In Nigeria, before the consolidation exercise, the banking industry had about 89 active players whose overall performance led to sagging of customers’ confidence. There was lingering distress in the industry, the supervisory structures were inadequate and there were cases of official recklessness amongst the managers and directors, while the industry was notorious for ethical abuses (Akpan, 2007). Poor corporate governance was identified as one of the major factors in virtually all known instances of bank distress in the country. Weak corporate governance was seen manifesting in form of weak internal control systems, excessive risk taking, override of internal control measures, absence of or non-adherence to limits of authority, disregard for cannons of prudent lending, absence of risk management processes, insider abuses and fraudulent practices remain a worrisome feature of the banking system (Soludo, 2004b).
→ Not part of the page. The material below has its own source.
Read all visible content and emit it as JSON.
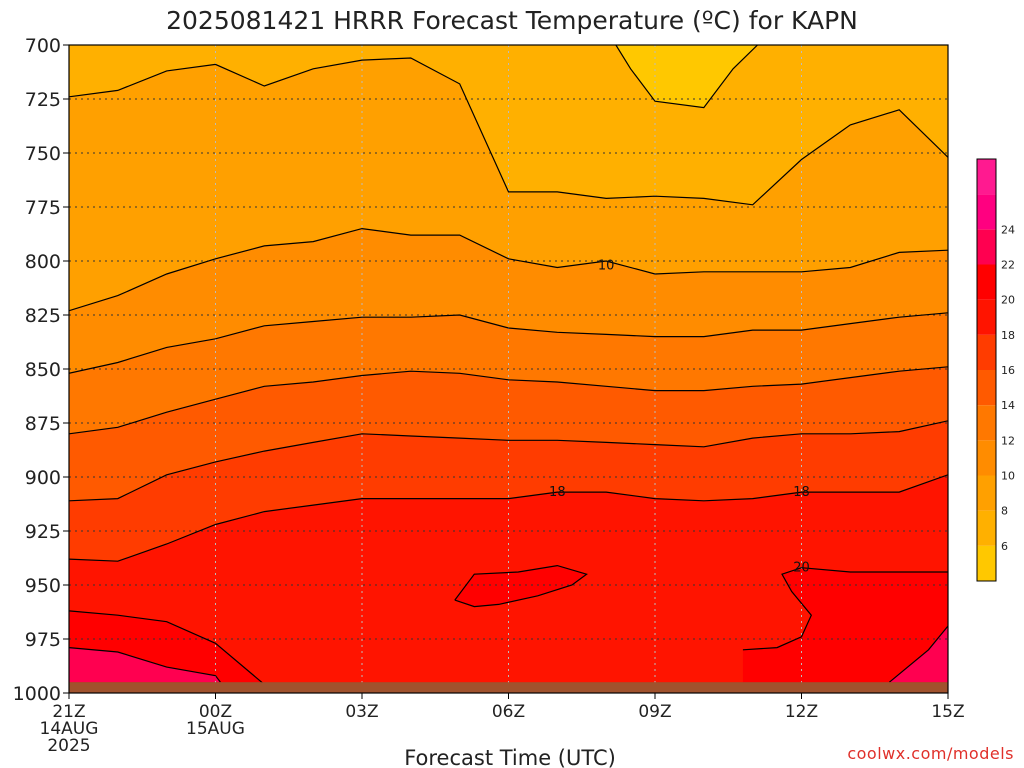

This view is supported by the Nigeria Security and Exchange Commission (SEC) survey in April 2004, which shows that corporate governance was at a rudimentary stage, as only about 40% of quoted companies including banks had recognised codes of corporate governance in place. This, as suggested by the study may hinder the public trust particularly in the Nigerian banks if proper measures are not put in place by regulatory bodies.

The Central Bank of Nigeria (CBN) in July 2004 unveiled new banking guidelines designed to consolidate and restructure the industry through mergers and acquisition. This was to make Nigerian banks more competitive and be able to play in the global market. However, the successful operation in the global market requires accountability, transparency and respect for the rule of law. In section one of the Code of Corporate Governance for banks in Nigerian post consolidation (2006), it was stated that the industry consolidation poses additional corporate governance challenges arising from integration processes, Information Technology and culture.

The series of widely publicized cases of accounting improprieties recorded in the Nigerian banking industry in 2009 (for example, Oceanic Bank, Intercontinental Bank, Union Bank, Afri Bank, Fin Bank and Spring Bank) were related to the lack of vigilant oversight functions by the boards of directors, the board relinquishing control to corporate managers who pursue their own self-interests and the board being remiss in its accountability to stakeholders (Uadiale, 2010). Inan (2009) also confirmed that in some cases, these bank directors’ equity ownership is low in other to avoid signing blank share transfer forms to transfer share ownership to the bank for debts owed banks. He further opined that the relevance of non- executive directors may be watered down if they are bought over, since, in any case, they are been paid by the banks they are expected to oversee. As a result, various corporate governance reforms have been specifically emphasized on appropriate changes to be made to the board of directors in terms of its composition, size and structure (Abidin, Kamal and Jusoff, 2009).